A hearing recently took place involving one such business in Wheaton, Knippen said. An employee of the Oriental Spa, Inc. offered to perform a sexual act on an undercover police officer, allowing the city to build a case against the business. The license for the business was revoked effective April 13, 2012, according to City Clerk Sharon Barrett-Hagen.
"It is not a problem unique to Wheaton – it is a problem in a lot of places," he said. "Not to say that all practitioners of Asian bodyworks parlors are doing illegal practices, just some instances."
The City Council moved to close the loophole on June 18 after talking to the state, enacting an ordinance to require those who claim that exemption to prove they intend to practice the specified therapies and have experience in the area. The illicit parlors applying often tried to give shallow backgrounds to prove their legitimacy.
"In the past, they have presented Xerox copies of certificates that, frankly, you could print off the computer and there's no way for the city to verify whether that comes from legitimate institutions."

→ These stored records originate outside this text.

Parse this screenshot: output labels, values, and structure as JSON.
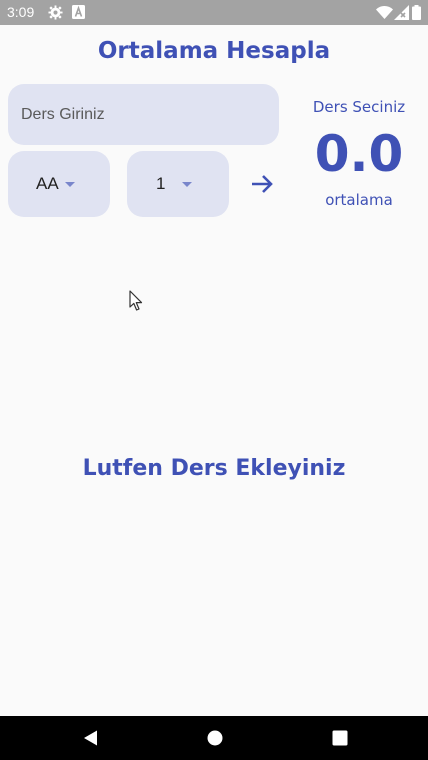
{
  "status_bar": {
    "time": "3:09",
    "icons": [
      "settings-icon",
      "font-icon",
      "wifi-icon",
      "signal-icon",
      "battery-icon"
    ]
  },
  "app": {
    "title": "Ortalama Hesapla"
  },
  "form": {
    "course_placeholder": "Ders Giriniz",
    "grade_selected": "AA",
    "credit_selected": "1",
    "add_icon": "arrow-right-icon"
  },
  "summary": {
    "label": "Ders Seciniz",
    "average": "0.0",
    "caption": "ortalama"
  },
  "list": {
    "empty_message": "Lutfen Ders Ekleyiniz"
  },
  "nav_bar": {
    "buttons": [
      "back-icon",
      "home-icon",
      "recents-icon"
    ]
  },
  "colors": {
    "primary": "#3f51b5",
    "field_background": "#e0e3f2",
    "background": "#fafafa",
    "status_bar": "#a3a3a3",
    "nav_bar": "#000000"
  }
}
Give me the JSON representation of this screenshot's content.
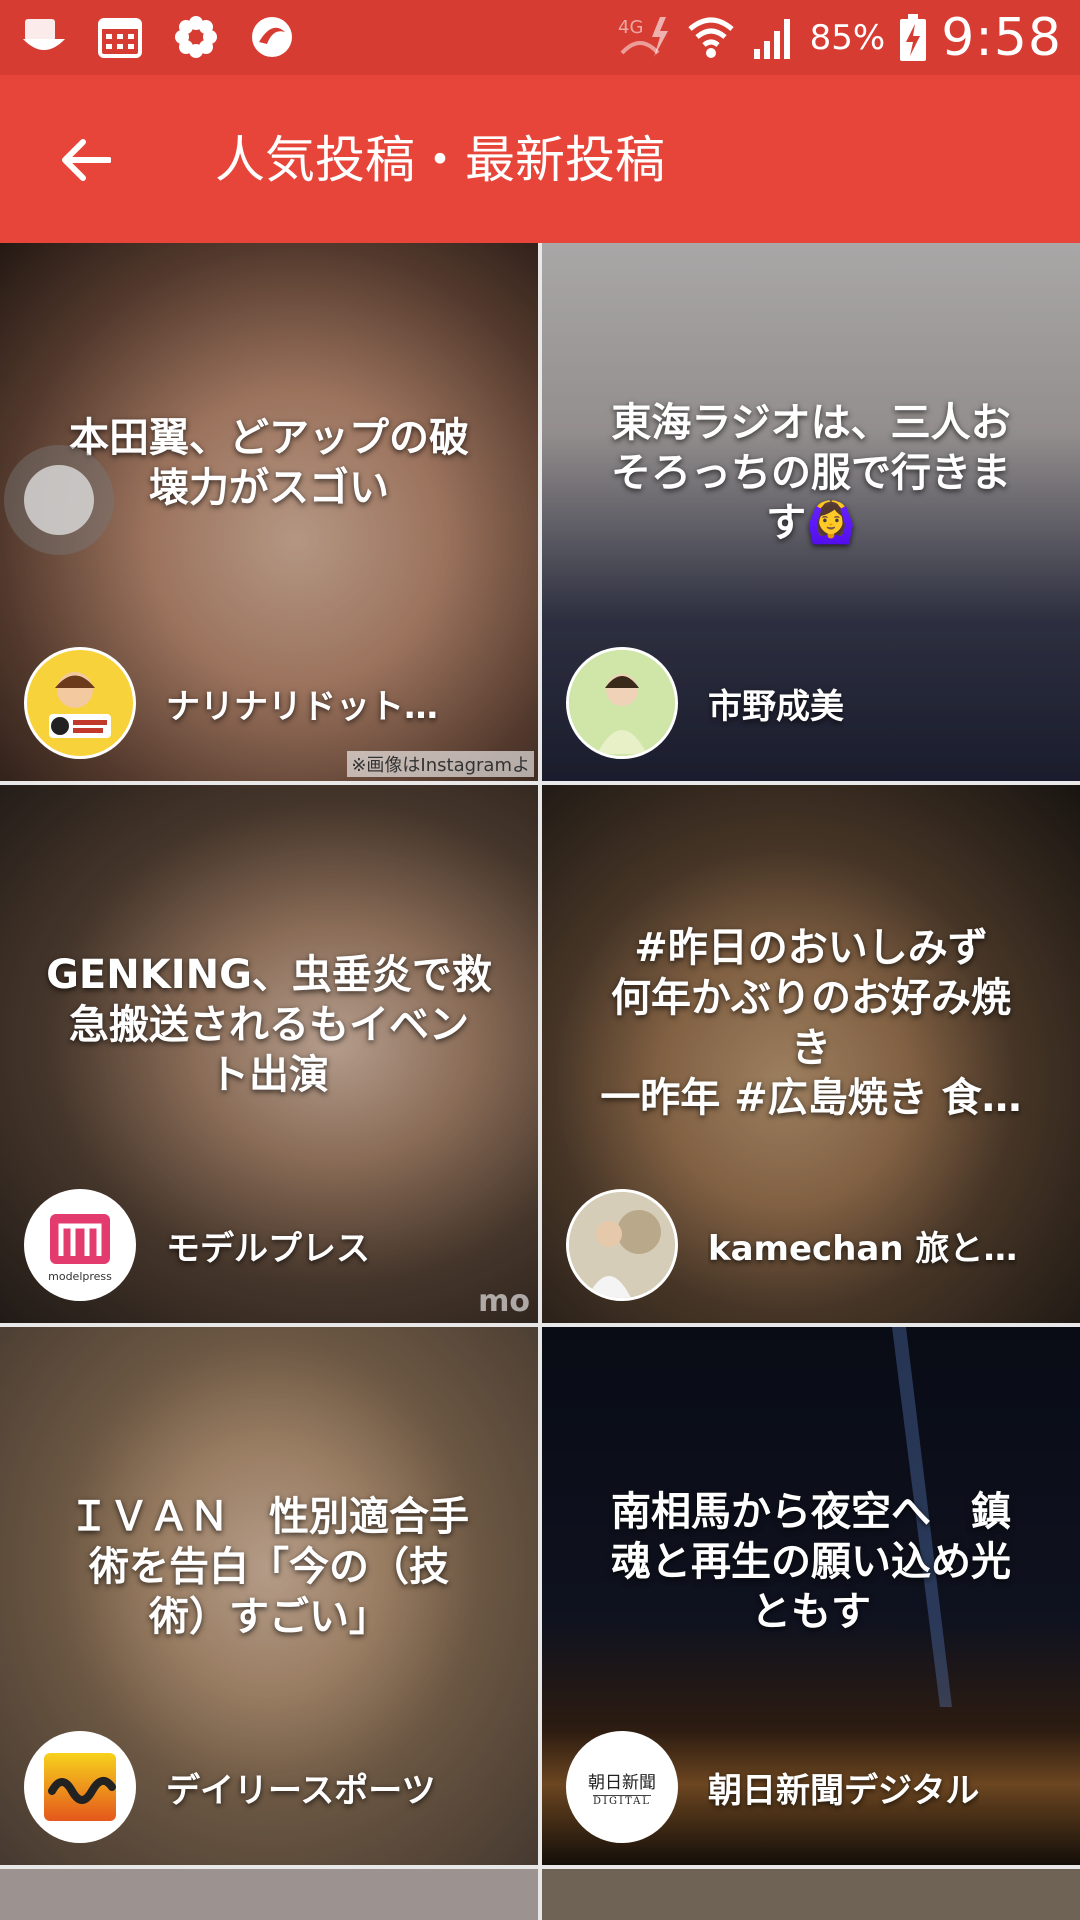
{
  "status_bar": {
    "battery": "85%",
    "time": "9:58",
    "network": "4G"
  },
  "header": {
    "title": "人気投稿・最新投稿"
  },
  "cards": [
    {
      "caption": "本田翼、どアップの破\n壊力がスゴい",
      "author": "ナリナリドット…",
      "watermark": "※画像はInstagramよ"
    },
    {
      "caption": "東海ラジオは、三人お\nそろっちの服で行きま\nす🙆‍♀",
      "author": "市野成美"
    },
    {
      "caption": "GENKING、虫垂炎で救\n急搬送されるもイベン\nト出演",
      "author": "モデルプレス",
      "avatar_text": "modelpress",
      "watermark": "mo"
    },
    {
      "caption": "#昨日のおいしみず\n何年かぶりのお好み焼\nき\n一昨年 #広島焼き 食…",
      "author": "kamechan 旅と…"
    },
    {
      "caption": "ＩＶＡＮ　性別適合手\n術を告白「今の（技\n術）すごい」",
      "author": "デイリースポーツ"
    },
    {
      "caption": "南相馬から夜空へ　鎮\n魂と再生の願い込め光\nともす",
      "author": "朝日新聞デジタル",
      "avatar_text": "朝日新聞",
      "avatar_sub": "DIGITAL"
    }
  ],
  "colors": {
    "status_bar": "#d73c32",
    "app_bar": "#e7453a"
  }
}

The city will now be able to ask for fingerprints in background checks, transcripts and contact information from the schools the practitioners were certified at and more. The ordinance also requires that massage parlors take responsibility for their employees' actions instead of allowing them to work as independent contractors.
"The primary drive is not to limit legitimate practitioners of Asian bodywork therapies, but require those who claim that exemption to prove they have the requirements in order to say that's truly an area they practice in," Knippen said, at a recent meeting. "The requirements are extensive, but no more extensive than what you'd look for as an employer if you were looking to hire someone for your business."